不斉有機触媒を用いる神経障害性疼痛薬ミロガバリンの高効率的合成法の開発

Mirogabalin besilate is an α2δ ligand that is developed by Daiichi Sankyo as a drug for the treatment of neuropathic pain. This compound has an intricate and highly strained bicyclo[3.2.0]-heptane skeleton having three consecutive asymmetric centers on the ring, and therefore, it presents formidable synthetic challenges. In this study, we present a highly efficient manufacturing process for mirogabalin, employing an organocatalytic kinetic resolution of a racemic bicyclic ketone as a key step. This synthesis commences with the efficient construction of the racemic ketone via Claisen rearrangement and intramolecular [2+2] cycloaddition, using readily available butyraldehyde as the starting material. Subsequently, the racemic ketone was subjected to the kinetic resolution through an aldol reaction with p-formylbenzoic acid in the presence of an asymmetric organocatalyst. This reaction is designed so that the desired enantiomer can be easily purified and isolated with a high enantiomeric purity from the crude product by simple liquid-liquid separation and distillation.
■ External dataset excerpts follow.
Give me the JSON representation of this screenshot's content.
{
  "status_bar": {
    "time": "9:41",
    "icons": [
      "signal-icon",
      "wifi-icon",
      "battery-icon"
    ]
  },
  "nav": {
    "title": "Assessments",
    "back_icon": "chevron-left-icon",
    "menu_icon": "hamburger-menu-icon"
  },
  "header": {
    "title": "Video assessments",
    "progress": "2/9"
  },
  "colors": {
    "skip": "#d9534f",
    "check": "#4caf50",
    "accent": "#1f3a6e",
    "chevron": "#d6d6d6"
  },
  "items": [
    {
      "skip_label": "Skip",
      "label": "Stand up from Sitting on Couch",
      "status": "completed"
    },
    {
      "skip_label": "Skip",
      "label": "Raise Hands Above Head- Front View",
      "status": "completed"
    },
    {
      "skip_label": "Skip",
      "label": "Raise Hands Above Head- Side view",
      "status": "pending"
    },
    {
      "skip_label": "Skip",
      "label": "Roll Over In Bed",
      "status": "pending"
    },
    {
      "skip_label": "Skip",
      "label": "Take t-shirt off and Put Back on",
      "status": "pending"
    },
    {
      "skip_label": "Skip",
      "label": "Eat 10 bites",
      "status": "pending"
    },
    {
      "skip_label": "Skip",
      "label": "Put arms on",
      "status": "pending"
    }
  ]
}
Finally, an efficient process from the optically active ketone to mirogabalin besilate is also developed, relying on Ti-mediated Knoevenagel condensation, highly diastereoselective cyanation to construct the quaternary asymmetric center, and cascade reaction of semi-hydrolysis and decarboxylation. This newly developed process provides mirogabalin besilate in good yield and high purity in an efficient and inexpensive manner. Consequently, this process has been routinely utilized for the production of this drug at industrial scale, representing one of the pioneering examples where an asymmetric organocatalytic reaction is utilized for pharmaceutical production.